Saturday, January 7, 2012

Character sketch #1

Serene - one word that would describe the beautiful imagery around him. A lush green valley, mellifluously flowing river and  mountain tops covered with snow.   "God must have been an artist", he thought.  "Bleh, cliches!", said his snide alter ego. Somehow, though, that thought invoked a strange feeling of pride within him. He thought of himself at par with the Source. That was the name with which he chose to worship God.  After all, he was an artist too. Or that is how people saw him. In his own words- that is how people labelled him.

When asked what he did for a living, he'd smile and say-"It's pretty simple. I wake up in the morning and recreate my dreams on a canvas with these... these pencils, oil pastels and brushes". 

"Oh, so you're a painter. Does that earn you enough money?" 
"Well, it makes me happy. Isn't that living enough?"
The modest smile is now replaced with a difficult expression that tried to conceal the apparent arrogance in the answer. More often than not, this was the longest conversation he would have with most people.

He wasn't anthropophobic and aloof, as most of these people again, had labeled him. Being comfortable around a lot of people was never his forte. But he did have a heart. A heart of gold, I'd say. Of late, he even took the kid next door for a ride on his old rusty motorbike and share an ice-cream with him - almost daily. He did this because that kid made him feel alive. Just like the valley he was overlooking and the scenery made him feel full of life. Every Saturday he'd go to the old age home in his neighborhood and mingle with his extended family. Share whatever  little joy he had earnt with people who didn't have a lot to celebrate about, just like him. Because the only lesson his  father taught him was "Always share your joy with as many people as you can. That is the only way you can truly be joyous. That is the only way you can truly be rich."

But as with heart, it wasn't so simple with the mind- his mind was his greatest possession and obsession.

Which is why he perhaps loved being lost in his own world. His dilapidated studio, which, ironically enough for the world, was named as Paradise. The sight of a jhola hanging besides a pair of worn out jeans and khakis, walls spray painted with a peace sign, a John Lennon poster on one wall and the stereo playing old-school rock. This would hardly resemble the image of paradise the world holds in its eyes. But to him, this was his own world, his paradise. Rather, he he preferred seeing it as his universe. Where in he would wake up each morning, mix a few colors on his palette and paint  a new world; as he saw it, as he wished it should be. Not how a few hundred people think it is or should be or as it was defined by the Source. Here, he was the source. He would create, recreate, erase and recreate until he felt it was perfect. Such was his obsession with being perfect.
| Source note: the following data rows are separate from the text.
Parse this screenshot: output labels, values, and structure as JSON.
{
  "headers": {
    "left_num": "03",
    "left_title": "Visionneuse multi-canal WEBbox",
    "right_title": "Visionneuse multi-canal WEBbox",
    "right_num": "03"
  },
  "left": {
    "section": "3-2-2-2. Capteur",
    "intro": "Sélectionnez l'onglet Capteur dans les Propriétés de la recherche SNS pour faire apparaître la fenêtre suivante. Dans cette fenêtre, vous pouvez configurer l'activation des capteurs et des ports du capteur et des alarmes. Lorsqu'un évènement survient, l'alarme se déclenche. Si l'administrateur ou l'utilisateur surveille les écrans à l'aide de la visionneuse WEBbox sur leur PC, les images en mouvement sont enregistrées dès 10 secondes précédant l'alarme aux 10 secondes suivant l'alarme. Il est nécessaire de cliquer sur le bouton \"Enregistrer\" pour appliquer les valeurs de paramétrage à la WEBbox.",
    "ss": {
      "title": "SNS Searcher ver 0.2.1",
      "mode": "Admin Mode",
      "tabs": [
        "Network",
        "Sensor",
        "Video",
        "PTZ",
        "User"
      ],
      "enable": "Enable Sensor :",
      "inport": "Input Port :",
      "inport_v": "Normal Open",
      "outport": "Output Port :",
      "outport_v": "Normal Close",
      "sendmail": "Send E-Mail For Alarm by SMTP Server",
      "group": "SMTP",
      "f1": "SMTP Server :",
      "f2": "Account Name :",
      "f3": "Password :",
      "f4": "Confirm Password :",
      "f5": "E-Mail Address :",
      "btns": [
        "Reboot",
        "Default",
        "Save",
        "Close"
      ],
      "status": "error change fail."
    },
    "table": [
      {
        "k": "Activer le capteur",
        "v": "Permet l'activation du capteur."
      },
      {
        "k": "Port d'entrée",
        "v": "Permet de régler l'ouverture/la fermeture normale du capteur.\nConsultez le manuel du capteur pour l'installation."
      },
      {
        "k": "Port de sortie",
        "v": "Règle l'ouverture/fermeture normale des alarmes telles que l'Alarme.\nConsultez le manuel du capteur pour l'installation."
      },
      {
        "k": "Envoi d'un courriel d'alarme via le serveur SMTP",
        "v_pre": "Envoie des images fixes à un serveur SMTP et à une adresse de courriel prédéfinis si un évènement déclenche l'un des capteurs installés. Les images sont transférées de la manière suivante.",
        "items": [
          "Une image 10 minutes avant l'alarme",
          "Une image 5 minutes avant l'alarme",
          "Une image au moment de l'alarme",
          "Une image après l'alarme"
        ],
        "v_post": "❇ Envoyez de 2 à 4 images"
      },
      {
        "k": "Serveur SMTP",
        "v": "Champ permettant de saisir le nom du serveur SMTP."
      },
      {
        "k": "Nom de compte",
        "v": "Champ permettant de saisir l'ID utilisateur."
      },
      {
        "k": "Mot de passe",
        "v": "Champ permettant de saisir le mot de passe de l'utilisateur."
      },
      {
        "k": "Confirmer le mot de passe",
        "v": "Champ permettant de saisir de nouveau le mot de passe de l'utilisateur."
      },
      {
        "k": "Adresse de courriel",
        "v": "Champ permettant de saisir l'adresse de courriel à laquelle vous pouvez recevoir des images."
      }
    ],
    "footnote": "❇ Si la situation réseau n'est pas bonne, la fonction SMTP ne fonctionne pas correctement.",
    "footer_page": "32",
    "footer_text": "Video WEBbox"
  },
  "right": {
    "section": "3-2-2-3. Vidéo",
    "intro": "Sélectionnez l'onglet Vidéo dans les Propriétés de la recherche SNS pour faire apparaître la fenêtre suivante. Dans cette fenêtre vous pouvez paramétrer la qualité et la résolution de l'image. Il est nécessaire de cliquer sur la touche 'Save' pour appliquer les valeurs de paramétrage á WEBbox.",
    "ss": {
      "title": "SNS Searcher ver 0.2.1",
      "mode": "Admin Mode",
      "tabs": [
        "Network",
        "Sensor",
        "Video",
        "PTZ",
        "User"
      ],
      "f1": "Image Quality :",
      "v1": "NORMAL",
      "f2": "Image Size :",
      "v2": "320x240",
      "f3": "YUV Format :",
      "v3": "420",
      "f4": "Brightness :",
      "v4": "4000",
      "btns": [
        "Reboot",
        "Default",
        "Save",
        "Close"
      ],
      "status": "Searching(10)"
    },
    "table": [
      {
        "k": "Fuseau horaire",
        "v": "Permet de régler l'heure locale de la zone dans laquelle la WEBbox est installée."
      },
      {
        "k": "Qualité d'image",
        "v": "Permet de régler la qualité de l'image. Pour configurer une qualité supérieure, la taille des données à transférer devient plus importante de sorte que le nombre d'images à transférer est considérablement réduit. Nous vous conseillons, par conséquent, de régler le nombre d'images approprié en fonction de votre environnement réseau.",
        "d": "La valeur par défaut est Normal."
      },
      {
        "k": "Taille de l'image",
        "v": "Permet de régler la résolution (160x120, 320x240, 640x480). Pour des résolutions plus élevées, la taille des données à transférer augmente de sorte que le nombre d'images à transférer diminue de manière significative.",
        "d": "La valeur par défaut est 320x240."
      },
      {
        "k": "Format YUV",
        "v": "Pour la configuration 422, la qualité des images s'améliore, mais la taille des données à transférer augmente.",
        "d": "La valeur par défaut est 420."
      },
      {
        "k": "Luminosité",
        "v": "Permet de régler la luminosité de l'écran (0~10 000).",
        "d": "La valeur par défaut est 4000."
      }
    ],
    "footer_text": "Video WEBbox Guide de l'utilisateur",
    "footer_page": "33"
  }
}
This was his third visit to the mountains in the last week, where he biked up this distance to find peace that he no longer found in his studio. Wherever he sensed the immense presence of beauty in the surrounding, he'd just take out his canvas, mix a few colors on his old wooden palette and start creating strokes with the brush. And it would be a visual treat seeing his mind at work on the canvas.  He would take just one good look at the panorama with his shiny blue eyes. Eyes that reflected passion and shone with such brilliance that it was almost impossible to look within and have a slightest hint of  his sorrow. And then his golden hand would start painting the most beautiful strokes on the small piece of canvas. Create, erase, recreate. Yet again. Seeing him in action was as charming and elegant as a magician performing a magic trick. At sunset, the canvas would be complete. Thus, he would have created his own world. As he saw it.

With dusk approaching, he would bike down the treacherous slopes of the valley to come back to his studio. But paradise was hardly found. Yet he had faith. In himself and the Source. Like Milton's Paradise Regained, he too would find his lost paradise soon. If he stopped looking around frantically., it would appear right in front of him. As clear as his vision while making those master strokes on the canvas.